Family, friends and supporters gathered to celebrate the life of barbecue chef David McAtee at a funeral service Saturday.
Outside the Canaan Christian Church on Hikes Lane, families embraced while young girls giggled and played with dolls. Most of them came wearing masks, though organizers had a wide array available inside for those without their own.
McAtee’s service drew even those who didn’t know him personally.
“I just saw it on the news, so I wanted to come to show my support,” said Louisville resident Sherrice Bond. “His death could have been prevented.”
McAtee was killed by a National Guard member after midnight on June 1 inside his restaurant, Yaya’s Barbecue. National Guard and Louisville Metro Police had arrived at the nearby intersection, 26th and Broadway, shortly before. They came to break up a large gathering that was in violation of the citywide curfew.

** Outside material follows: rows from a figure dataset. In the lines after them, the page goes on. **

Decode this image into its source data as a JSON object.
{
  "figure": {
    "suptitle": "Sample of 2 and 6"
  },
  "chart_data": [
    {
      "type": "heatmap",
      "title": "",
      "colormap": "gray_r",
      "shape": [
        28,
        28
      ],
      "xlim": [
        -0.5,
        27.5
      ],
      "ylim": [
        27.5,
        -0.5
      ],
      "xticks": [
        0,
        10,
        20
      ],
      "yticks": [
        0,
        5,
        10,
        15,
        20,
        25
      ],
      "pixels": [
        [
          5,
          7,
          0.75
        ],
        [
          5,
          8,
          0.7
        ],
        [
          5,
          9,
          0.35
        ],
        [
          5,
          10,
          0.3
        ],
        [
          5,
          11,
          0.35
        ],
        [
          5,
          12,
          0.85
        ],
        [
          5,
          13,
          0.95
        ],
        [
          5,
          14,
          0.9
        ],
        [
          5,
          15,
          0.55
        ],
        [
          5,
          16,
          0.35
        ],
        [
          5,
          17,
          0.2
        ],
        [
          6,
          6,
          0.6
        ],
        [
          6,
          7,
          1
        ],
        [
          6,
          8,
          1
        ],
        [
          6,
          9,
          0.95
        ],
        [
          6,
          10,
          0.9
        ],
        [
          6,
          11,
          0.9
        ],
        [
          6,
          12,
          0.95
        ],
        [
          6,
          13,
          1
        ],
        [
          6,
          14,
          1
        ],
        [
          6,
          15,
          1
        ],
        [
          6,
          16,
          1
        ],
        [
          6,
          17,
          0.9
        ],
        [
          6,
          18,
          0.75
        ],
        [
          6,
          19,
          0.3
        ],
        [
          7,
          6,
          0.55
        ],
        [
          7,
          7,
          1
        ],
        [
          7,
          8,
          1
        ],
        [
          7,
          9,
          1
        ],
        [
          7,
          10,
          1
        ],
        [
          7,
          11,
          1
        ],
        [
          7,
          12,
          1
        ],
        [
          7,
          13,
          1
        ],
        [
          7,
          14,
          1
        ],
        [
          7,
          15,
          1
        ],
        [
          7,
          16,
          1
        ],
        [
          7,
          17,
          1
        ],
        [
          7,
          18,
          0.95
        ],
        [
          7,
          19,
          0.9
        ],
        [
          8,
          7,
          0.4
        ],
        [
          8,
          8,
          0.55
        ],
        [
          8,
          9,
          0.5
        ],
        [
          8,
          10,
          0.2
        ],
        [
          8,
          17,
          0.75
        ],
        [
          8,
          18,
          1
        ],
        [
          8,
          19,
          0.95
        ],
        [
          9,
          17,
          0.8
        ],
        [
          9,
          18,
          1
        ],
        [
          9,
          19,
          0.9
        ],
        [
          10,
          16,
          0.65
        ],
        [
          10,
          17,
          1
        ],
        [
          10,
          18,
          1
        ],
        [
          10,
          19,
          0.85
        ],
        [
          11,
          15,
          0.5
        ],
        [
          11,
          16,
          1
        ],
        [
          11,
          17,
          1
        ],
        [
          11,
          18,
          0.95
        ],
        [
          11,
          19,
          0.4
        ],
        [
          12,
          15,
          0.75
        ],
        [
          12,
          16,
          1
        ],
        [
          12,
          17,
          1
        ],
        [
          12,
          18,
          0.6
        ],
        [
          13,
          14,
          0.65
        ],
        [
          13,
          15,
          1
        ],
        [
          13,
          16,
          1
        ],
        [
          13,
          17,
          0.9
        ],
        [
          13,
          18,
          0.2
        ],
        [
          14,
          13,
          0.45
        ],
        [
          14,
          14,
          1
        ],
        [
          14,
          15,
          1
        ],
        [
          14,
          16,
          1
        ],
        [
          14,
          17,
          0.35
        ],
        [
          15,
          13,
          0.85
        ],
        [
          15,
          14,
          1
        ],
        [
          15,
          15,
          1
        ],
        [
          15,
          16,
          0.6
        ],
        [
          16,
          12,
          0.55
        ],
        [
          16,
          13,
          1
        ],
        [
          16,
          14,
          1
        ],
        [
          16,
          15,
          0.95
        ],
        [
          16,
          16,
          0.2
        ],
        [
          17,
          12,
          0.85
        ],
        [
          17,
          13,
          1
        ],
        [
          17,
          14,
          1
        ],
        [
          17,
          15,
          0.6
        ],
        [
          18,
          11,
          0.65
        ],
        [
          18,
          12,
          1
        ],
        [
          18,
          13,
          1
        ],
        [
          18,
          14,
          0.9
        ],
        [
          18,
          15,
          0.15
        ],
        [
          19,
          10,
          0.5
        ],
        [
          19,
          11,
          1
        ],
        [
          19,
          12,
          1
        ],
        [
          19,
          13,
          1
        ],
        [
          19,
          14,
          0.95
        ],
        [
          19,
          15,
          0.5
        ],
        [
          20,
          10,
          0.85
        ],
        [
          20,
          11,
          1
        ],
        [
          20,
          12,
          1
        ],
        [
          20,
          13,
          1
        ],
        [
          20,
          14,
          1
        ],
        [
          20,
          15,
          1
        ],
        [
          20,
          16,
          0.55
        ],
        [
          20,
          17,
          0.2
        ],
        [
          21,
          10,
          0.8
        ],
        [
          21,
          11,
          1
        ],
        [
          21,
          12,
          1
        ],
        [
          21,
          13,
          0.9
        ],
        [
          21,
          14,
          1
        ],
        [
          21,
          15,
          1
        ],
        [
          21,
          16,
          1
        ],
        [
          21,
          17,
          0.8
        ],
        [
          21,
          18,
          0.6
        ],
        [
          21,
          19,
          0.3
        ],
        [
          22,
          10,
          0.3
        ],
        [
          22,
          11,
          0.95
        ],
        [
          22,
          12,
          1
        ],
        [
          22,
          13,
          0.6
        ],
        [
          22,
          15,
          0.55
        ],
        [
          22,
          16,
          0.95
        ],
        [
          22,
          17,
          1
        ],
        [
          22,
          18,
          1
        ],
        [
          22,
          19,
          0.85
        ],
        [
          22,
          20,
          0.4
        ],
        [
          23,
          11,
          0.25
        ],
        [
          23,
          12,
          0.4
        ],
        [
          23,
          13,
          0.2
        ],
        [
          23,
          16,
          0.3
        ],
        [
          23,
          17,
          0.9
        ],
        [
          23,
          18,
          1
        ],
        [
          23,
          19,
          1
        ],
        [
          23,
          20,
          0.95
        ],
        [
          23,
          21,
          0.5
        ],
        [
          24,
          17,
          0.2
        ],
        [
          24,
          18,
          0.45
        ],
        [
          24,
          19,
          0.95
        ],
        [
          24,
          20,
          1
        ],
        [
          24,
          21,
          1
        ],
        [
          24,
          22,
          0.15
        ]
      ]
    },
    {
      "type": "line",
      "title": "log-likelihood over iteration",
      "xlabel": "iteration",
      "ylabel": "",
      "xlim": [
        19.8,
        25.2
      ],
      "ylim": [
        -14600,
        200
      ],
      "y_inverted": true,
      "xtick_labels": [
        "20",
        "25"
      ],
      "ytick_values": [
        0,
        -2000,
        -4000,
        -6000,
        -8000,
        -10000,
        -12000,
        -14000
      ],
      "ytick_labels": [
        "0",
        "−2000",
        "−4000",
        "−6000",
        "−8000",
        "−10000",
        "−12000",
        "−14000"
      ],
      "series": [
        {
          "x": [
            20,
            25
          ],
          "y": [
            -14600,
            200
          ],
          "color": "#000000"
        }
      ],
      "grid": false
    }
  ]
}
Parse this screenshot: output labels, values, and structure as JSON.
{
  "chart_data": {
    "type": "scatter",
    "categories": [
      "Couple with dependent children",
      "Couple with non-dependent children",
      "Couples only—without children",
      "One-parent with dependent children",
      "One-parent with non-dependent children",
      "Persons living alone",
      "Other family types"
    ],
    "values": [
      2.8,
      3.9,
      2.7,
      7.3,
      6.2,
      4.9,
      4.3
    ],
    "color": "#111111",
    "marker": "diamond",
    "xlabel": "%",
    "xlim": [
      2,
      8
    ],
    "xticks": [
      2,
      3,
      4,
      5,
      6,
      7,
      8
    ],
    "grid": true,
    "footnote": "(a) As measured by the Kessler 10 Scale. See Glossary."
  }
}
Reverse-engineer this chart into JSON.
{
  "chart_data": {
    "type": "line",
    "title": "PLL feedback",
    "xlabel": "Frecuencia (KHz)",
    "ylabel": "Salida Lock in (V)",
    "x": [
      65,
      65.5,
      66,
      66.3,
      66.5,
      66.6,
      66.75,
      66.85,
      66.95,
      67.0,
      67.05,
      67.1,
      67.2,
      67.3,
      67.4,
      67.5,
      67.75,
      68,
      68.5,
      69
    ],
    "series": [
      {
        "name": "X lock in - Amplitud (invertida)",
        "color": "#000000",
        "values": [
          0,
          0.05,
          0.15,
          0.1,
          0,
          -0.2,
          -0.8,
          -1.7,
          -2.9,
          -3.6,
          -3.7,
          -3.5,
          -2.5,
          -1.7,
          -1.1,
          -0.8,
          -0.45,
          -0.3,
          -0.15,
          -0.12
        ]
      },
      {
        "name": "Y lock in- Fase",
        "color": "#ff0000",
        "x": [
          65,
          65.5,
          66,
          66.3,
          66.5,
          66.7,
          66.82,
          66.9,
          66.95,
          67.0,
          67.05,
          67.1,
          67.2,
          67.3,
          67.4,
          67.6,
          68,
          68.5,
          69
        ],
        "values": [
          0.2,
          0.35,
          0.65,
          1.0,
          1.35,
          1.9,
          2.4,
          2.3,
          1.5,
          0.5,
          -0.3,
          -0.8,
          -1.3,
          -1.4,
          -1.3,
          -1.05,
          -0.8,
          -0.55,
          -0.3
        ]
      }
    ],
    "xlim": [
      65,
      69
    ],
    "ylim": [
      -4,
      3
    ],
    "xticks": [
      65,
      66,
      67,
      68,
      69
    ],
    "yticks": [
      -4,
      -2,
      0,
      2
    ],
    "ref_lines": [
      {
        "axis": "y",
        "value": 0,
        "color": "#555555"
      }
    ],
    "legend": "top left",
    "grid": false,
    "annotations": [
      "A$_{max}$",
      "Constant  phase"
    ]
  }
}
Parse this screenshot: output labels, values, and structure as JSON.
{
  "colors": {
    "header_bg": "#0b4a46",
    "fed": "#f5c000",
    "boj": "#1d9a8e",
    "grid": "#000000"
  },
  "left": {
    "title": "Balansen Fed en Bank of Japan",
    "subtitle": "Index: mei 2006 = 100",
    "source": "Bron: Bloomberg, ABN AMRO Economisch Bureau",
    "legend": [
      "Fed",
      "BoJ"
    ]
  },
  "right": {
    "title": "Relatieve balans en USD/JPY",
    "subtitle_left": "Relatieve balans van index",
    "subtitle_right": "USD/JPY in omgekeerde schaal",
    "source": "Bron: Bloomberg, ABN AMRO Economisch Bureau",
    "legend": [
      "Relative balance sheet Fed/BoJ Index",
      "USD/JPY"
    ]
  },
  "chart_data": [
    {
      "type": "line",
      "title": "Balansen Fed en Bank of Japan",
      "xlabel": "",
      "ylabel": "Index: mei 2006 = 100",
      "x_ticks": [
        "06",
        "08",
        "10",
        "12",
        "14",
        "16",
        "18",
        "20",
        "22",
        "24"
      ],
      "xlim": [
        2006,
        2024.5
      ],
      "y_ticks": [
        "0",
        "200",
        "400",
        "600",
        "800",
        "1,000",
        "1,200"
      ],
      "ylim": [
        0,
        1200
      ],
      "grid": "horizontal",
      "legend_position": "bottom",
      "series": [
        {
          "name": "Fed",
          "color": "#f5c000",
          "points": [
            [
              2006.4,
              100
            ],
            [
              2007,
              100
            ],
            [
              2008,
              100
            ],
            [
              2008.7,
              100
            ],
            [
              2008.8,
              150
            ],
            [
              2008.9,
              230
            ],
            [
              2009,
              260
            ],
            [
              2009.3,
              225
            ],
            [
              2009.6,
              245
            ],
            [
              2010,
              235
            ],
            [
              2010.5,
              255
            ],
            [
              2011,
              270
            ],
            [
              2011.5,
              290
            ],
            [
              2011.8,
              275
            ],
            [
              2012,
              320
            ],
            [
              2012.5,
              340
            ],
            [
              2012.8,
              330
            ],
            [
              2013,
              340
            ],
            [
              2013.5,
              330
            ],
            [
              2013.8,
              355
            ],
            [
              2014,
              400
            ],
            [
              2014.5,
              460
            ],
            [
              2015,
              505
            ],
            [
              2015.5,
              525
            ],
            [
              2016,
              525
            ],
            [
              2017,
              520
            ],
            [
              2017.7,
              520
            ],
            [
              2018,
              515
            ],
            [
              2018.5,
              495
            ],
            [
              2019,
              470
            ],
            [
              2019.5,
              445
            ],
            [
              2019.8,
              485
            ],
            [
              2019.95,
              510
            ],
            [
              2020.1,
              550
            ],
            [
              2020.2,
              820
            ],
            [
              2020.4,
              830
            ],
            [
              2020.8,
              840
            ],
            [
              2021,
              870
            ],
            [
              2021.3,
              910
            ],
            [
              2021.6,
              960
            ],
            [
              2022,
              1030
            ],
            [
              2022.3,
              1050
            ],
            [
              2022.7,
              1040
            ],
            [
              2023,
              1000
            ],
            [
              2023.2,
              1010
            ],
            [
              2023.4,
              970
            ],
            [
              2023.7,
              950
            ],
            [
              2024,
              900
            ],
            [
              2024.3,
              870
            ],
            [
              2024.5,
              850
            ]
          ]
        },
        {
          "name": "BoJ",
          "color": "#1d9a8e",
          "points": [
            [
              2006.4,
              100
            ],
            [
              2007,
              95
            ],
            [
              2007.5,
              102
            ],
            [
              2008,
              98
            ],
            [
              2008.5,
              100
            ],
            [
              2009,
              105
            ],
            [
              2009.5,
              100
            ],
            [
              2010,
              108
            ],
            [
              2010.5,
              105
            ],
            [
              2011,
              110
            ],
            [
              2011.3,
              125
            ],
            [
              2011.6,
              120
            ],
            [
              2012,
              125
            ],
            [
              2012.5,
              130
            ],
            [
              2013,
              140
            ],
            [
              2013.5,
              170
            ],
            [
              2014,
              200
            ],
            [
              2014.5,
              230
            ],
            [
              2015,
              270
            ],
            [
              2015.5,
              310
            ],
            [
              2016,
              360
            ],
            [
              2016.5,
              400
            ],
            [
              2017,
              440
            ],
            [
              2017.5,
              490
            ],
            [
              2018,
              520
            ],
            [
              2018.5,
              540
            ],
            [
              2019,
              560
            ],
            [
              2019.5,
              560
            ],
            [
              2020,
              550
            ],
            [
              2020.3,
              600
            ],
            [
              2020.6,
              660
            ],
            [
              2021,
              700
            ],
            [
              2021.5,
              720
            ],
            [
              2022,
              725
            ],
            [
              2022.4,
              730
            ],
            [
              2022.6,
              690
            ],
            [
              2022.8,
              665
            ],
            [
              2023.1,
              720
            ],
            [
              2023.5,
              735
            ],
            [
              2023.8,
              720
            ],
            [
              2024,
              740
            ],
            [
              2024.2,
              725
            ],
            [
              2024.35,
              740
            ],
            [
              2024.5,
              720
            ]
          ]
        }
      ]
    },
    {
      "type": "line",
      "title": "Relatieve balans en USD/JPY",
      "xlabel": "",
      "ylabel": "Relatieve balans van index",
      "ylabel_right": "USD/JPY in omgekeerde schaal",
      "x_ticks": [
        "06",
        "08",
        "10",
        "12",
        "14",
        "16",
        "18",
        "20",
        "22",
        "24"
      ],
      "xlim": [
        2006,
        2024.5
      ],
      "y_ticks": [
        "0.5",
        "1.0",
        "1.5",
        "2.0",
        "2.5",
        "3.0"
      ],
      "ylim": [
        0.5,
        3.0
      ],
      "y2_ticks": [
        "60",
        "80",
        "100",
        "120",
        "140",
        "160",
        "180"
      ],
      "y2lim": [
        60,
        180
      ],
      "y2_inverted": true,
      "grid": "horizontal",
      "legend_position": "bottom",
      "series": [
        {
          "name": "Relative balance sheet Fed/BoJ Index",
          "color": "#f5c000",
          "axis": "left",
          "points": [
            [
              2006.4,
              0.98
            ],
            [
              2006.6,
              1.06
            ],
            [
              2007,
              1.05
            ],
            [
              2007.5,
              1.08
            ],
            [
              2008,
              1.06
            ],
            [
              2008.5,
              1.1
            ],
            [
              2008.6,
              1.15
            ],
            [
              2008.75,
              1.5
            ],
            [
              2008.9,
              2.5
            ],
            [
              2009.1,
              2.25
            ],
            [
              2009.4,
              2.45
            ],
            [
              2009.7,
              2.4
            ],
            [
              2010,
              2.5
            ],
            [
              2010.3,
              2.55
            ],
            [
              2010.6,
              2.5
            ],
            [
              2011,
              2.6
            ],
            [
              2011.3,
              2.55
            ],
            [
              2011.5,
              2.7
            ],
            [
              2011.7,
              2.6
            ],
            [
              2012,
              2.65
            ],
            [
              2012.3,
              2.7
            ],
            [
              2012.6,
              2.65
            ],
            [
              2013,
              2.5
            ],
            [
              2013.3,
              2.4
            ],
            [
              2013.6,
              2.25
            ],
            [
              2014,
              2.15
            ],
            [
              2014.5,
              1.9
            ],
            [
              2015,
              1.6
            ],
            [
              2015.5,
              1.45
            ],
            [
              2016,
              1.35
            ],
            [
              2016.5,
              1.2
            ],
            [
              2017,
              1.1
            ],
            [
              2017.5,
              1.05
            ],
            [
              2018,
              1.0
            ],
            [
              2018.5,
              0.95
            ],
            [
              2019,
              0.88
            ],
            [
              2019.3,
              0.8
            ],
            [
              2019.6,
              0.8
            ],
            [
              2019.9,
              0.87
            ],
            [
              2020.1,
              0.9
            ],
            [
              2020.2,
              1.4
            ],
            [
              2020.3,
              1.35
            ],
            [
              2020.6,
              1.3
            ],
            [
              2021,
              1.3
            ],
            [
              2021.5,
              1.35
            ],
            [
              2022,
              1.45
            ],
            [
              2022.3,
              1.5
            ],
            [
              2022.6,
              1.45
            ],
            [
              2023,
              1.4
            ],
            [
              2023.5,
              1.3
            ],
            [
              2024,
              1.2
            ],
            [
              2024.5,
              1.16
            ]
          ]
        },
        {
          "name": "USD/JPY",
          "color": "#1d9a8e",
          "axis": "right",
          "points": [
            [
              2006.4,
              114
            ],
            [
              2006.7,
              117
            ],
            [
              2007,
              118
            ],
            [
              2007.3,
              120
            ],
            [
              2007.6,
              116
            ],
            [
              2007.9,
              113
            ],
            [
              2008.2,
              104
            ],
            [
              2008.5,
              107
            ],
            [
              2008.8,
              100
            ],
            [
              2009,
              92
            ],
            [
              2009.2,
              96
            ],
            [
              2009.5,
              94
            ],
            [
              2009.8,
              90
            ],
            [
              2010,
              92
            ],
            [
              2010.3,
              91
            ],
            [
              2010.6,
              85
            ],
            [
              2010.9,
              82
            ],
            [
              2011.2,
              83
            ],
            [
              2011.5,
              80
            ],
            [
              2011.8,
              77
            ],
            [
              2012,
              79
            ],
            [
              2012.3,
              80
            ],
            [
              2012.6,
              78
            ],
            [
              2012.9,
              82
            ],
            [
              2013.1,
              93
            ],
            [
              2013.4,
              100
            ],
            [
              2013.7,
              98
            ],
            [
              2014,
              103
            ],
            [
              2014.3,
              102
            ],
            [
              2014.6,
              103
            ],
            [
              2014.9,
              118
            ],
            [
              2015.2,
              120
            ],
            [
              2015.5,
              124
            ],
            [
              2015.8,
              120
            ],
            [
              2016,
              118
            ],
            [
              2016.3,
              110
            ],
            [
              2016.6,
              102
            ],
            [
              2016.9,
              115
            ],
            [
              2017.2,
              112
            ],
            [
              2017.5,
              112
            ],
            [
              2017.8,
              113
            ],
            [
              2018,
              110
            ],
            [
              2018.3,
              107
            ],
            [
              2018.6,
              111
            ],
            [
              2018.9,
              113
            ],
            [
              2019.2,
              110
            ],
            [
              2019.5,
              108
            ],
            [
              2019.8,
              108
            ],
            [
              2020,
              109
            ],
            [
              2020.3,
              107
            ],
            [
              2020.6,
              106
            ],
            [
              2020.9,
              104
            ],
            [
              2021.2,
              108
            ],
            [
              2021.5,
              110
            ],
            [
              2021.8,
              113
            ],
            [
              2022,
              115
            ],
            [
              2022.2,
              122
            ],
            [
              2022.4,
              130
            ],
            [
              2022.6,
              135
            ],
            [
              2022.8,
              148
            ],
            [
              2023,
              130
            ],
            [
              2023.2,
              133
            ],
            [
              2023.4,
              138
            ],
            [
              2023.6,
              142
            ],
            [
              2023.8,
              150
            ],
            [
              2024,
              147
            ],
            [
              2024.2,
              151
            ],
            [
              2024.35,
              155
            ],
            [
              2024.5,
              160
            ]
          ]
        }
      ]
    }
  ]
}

Bond blamed Mayor Fischer and Gov. Andy Beshear for using the National Guard to control the protests in Louisville demanding justice after the killing of Breonna Taylor, who was shot by police during a raid in March.
McAtee’s restaurant was popular when he was alive. Now, in death, it has inspired other Louisvillians, including chef Edward Lee, who spoke directly to McAtee at his funeral.
“Though I can’t say that I knew you well, what I can say is that I knew your spirit. You were a chef. You loved your community. You were a kind soul. You fed people who needed it, again and again and again,” Lee said.
This week, Lee announced he was closing one of his Louisville restaurants to turn it into a community kitchen named for McAtee. The goal is to offer meals, supplies and groceries to families in underserved neighborhoods.
Charles Jewell, who said he owns the building that houses the barbecue shop, described McAtee as “a good man. He was (the) type of man that was sincere about his business and enjoyed doing what he loved doing — being a cook and trying to serve the community.”
McAtee was known for giving away his food for free, including to police officers.
His death once again highlighted concerns that police treat certain neighborhoods and people differently than others. Reverend Darryl Watkins spoke about the fight of Black Americans against inequality during his eulogy for McAtee.
“There’s some corruption and bitterness, there’s injustice in our nation. There is poverty, lack of education. How come we can’t have proper education?” he said.
Watkins spoke directly to McAtee’s mother, Odessa Riley, encouraging her to fight for justice, while at the same time committing to fight as well.
McAtee was buried at Green Meadows Cemetery in southwest Louisville.